Fueling up for games:

  • Hockey players generally reach fatigue because of depleted carbohydrate-energy stores, dehydration, and/or a build-up of lactic acid (muscle burn);
  • A high carbohydrate diet consumed 24 hours before a hockey game will top-up energy;
  • Players are often challenged to maintain consistent energy during tournaments. Consuming extra carbohydrates in the days before a tournament begins will ensure players perform at their best!

So how can players ensure they stay hydrated?

  • Coaches should optimize shift changes and encourage fluid intake between periods; 
  • Players should start practices and games fully hydrated:
    • Try drinks containing carbohydrate (e.g. sports drinks)
      to assist with replacing energy stores, electrolytes and
      fluid lost.
    • Players may need to consume 600 to 700 ml of liquid,
      60 to 90 min prior to going on the ice.*
  • Recommended daily fluid intake:
    • Fluid lost = weight before - weight after.
    • Aim to drink 1.5L of fluid for every kilogram of weight lost.
  • Be aware: thirst is usually not a good indicator of fluid status.
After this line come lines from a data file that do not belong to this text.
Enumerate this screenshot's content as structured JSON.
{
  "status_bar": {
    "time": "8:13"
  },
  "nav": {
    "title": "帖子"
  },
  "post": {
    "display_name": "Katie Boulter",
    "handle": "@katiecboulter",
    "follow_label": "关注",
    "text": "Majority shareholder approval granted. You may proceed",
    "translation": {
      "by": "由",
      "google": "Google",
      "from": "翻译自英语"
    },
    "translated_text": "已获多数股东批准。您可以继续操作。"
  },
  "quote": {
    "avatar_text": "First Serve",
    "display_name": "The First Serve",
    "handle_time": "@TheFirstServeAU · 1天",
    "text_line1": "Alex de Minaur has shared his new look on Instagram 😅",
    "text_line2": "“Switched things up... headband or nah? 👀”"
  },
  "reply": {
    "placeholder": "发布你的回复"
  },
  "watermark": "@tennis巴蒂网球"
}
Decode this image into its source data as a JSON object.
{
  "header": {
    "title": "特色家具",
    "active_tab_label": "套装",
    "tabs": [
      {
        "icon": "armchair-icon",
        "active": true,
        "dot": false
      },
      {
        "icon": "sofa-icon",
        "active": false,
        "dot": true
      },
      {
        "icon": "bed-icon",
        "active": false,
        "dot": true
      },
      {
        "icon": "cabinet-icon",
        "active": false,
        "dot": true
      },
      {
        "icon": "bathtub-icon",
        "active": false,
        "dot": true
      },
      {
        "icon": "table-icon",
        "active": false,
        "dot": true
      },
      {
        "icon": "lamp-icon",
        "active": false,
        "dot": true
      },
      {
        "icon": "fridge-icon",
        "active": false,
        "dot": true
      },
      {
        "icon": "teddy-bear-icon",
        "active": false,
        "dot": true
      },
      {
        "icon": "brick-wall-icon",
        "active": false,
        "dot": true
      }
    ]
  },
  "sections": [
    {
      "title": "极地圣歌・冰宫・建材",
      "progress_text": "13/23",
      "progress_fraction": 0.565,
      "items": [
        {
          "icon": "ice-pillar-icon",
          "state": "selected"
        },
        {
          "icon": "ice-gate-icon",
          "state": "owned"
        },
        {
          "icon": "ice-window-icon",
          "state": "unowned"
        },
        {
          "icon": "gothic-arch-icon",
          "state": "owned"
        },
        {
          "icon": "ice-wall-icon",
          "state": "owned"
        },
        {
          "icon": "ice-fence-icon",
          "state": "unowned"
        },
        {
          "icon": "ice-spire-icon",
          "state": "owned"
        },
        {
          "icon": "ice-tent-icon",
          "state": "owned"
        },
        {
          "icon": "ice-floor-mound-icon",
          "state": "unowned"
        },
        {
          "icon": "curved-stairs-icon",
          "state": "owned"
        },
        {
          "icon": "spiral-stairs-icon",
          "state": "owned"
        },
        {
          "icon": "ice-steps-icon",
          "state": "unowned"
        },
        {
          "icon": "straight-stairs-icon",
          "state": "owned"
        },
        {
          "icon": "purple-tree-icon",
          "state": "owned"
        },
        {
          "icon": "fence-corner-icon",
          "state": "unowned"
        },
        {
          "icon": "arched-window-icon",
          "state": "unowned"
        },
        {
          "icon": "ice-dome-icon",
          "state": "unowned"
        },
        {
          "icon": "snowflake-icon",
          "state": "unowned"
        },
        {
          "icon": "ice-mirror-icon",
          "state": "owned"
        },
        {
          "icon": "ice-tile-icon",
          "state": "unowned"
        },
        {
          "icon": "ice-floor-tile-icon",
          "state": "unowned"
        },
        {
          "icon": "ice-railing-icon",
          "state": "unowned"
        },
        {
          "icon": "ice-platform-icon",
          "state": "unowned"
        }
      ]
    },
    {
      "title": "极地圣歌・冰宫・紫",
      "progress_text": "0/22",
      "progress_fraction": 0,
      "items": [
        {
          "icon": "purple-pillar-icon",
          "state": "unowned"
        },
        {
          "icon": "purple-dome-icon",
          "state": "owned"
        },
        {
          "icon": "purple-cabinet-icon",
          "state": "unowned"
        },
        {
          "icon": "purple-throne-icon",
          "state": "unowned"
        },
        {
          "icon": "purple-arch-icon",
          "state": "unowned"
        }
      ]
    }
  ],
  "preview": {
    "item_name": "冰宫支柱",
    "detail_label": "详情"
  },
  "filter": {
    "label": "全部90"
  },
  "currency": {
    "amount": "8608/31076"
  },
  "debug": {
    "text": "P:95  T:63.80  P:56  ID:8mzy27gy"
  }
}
A player may be significantly
    dehydrated before becoming thirsty;
  • Most players will need 400 to 800 ml for every hour of exertion. Use the following gauge
    to ensure sufficient hydration (16 oz or 500 ml for four periods) over an hour.
    • One gulp = approximately 1 oz (30 ml)
    • Four gulps = 4 oz (125 ml)

High Carbohydrate Foods before/after games

  • 800 ml sports drink
  • 3 medium pieces of fruit
  • 1 medium bagel
  • 2 pancakes with maple syrup
  • 2 cereal/muesli bars (see recipe below)
  • 1 cup yogurt with 1 cup fruit
  • 1 cup low fat granola with 1 cup low fat milk
  • 250 to 350 ml fruit smoothie
  • 1 peanut butter and jam sandwich

Great high carbohydrate snacks for between periods

  • Fruit: fresh, frozen, canned, dried, and fruit bars
  • 100% fruit/vegetable juices
  • Sport drinks/gels
  • Dry cereals (muesli, low fat granola, Shreddies)
  • Cereal/sports/granola bars
  • Pretzels
  • Instant breakfast or meal replacement drinks (i.e. Boost/Ensure)

Easy Homemade Energy Bars

1 ¼ cups water
3 tbsp corn syrup
4 lb low fat oatmeal muffin mix
1 cup raisins (or dried cranberries, chopped dates, apricots, etc.)
⅓ cup sunflower seeds
(or almonds)
½ cup unsweetened
shredded coconut
1 tbsp cinnamon

1. Preheat oven to 325F. In a large bowl, mix together water, corn syrup,
and muffin mix until water is absorbed.
2. Stir in raisins, sunflower seeds and cinnamon.
3. Place parchment paper on a cookie sheet and spread mixture evenly over paper.
4. Add another piece of parchment paper on top of mixture and roll with rolling pin to 1” thick.
5. Remove top sheet of paper and bake for 20-25 minutes or until golden brown.
6. Cool in pan 45 minutes. Turn upside down and remove paper. Cut into 32 bars.